La maestra, evidentemente preoccupata per la rottura della lama, non mancò di rimarcare il fatto con una smorfia di dispiacere, dato che quel tagliacarte rappresentava per lei un regalo ed un ricordo, di una persona che doveva esserle stata tanto cara.
Forse questa nostra insegnante, fossilizzata nella sua incrollabile ed indiscutibile fede nei valori tradizionali, non era affatto innamorata del metodo educativo Montessori. Forse non ne aveva mai sentito parlare.

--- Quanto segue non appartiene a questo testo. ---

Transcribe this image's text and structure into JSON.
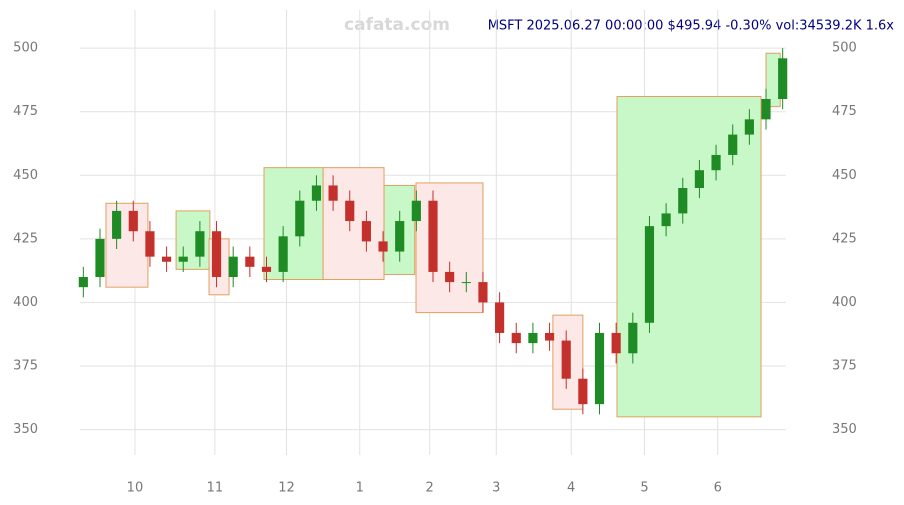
{
  "chart_data": {
    "type": "candlestick",
    "title": "MSFT 2025.06.27 00:00:00 $495.94 -0.30% vol:34539.2K 1.6x",
    "watermark": "cafata.com",
    "x": [
      0,
      1,
      2,
      3,
      4,
      5,
      6,
      7,
      8,
      9,
      10,
      11,
      12,
      13,
      14,
      15,
      16,
      17,
      18,
      19,
      20,
      21,
      22,
      23,
      24,
      25,
      26,
      27,
      28,
      29,
      30,
      31,
      32,
      33,
      34,
      35,
      36,
      37,
      38,
      39,
      40,
      41,
      42
    ],
    "open": [
      406,
      410,
      425,
      436,
      428,
      418,
      416,
      418,
      428,
      410,
      418,
      414,
      412,
      426,
      440,
      446,
      440,
      432,
      424,
      420,
      432,
      440,
      412,
      408,
      408,
      400,
      388,
      384,
      388,
      385,
      370,
      360,
      388,
      380,
      392,
      430,
      435,
      445,
      452,
      458,
      466,
      472,
      480
    ],
    "high": [
      414,
      429,
      440,
      440,
      432,
      422,
      422,
      432,
      432,
      422,
      422,
      418,
      430,
      444,
      450,
      450,
      444,
      436,
      428,
      436,
      444,
      444,
      416,
      412,
      412,
      404,
      392,
      392,
      392,
      389,
      374,
      392,
      392,
      396,
      434,
      439,
      449,
      456,
      462,
      470,
      476,
      484,
      500
    ],
    "low": [
      402,
      406,
      421,
      424,
      414,
      412,
      412,
      414,
      406,
      406,
      410,
      408,
      408,
      422,
      436,
      436,
      428,
      420,
      416,
      416,
      428,
      408,
      404,
      404,
      396,
      384,
      380,
      380,
      381,
      366,
      356,
      356,
      376,
      376,
      388,
      426,
      431,
      441,
      448,
      454,
      462,
      468,
      476
    ],
    "close": [
      410,
      425,
      436,
      428,
      418,
      416,
      418,
      428,
      410,
      418,
      414,
      412,
      426,
      440,
      446,
      440,
      432,
      424,
      420,
      432,
      440,
      412,
      408,
      408,
      400,
      388,
      384,
      388,
      385,
      370,
      360,
      388,
      380,
      392,
      430,
      435,
      445,
      452,
      458,
      466,
      472,
      480,
      496
    ],
    "up_color": "#1f8b24",
    "down_color": "#c4302b",
    "boxes": [
      {
        "x": [
          1.36,
          3.88
        ],
        "y": [
          406,
          439
        ],
        "color": "#fde8e8"
      },
      {
        "x": [
          5.57,
          7.6
        ],
        "y": [
          413,
          436
        ],
        "color": "#c8f8c8"
      },
      {
        "x": [
          7.55,
          8.75
        ],
        "y": [
          403,
          425
        ],
        "color": "#fde8e8"
      },
      {
        "x": [
          10.85,
          14.4
        ],
        "y": [
          409,
          453
        ],
        "color": "#c8f8c8"
      },
      {
        "x": [
          14.4,
          18.06
        ],
        "y": [
          409,
          453
        ],
        "color": "#fde8e8"
      },
      {
        "x": [
          18.06,
          19.9
        ],
        "y": [
          411,
          446
        ],
        "color": "#c8f8c8"
      },
      {
        "x": [
          19.98,
          24
        ],
        "y": [
          396,
          447
        ],
        "color": "#fde8e8"
      },
      {
        "x": [
          28.2,
          30
        ],
        "y": [
          358,
          395
        ],
        "color": "#fde8e8"
      },
      {
        "x": [
          32.05,
          40.7
        ],
        "y": [
          355,
          481
        ],
        "color": "#c8f8c8"
      },
      {
        "x": [
          41,
          41.85
        ],
        "y": [
          477,
          498
        ],
        "color": "#c8f8c8"
      }
    ],
    "xlim": [
      -0.2,
      42.2
    ],
    "xticks": [
      {
        "value": 3.1,
        "label": "10"
      },
      {
        "value": 7.9,
        "label": "11"
      },
      {
        "value": 12.2,
        "label": "12"
      },
      {
        "value": 16.6,
        "label": "1"
      },
      {
        "value": 20.8,
        "label": "2"
      },
      {
        "value": 24.8,
        "label": "3"
      },
      {
        "value": 29.3,
        "label": "4"
      },
      {
        "value": 33.7,
        "label": "5"
      },
      {
        "value": 38.1,
        "label": "6"
      }
    ],
    "ylim": [
      340,
      515
    ],
    "yticks": [
      350,
      375,
      400,
      425,
      450,
      475,
      500
    ],
    "grid": true
  }
}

E’ più facile che non sapesse neanche chi era questa grande marchigiana pedagogista ed educatrice di fama, di nome Maria che, nel 1936 all’età di 66 anni, aveva dovuto lasciare l’Italia per esercitare la sua missione pedagogica con i suoi ideali democratici e pacifisti che non potevano convivere con quell’Italia del regime vergognosamente benedetta dalle alte gerarchie ecclesiastiche del tempo.
Alla fine di quell’anno scolastico, ricordo che fui capace di imporre la mia volontà a quella dei miei genitori ed ottenni di farmi iscrivere, per la classe quinta elementare, alla scuola comunale nel Palazzo del Municipio.
Oggi mi compiaccio perché mi risulta che nella nostra città anche la scuola privata abbia un equivalente buon metodo educativo ed un personale insegnante al pari con i tempi e con la scuola pubblica.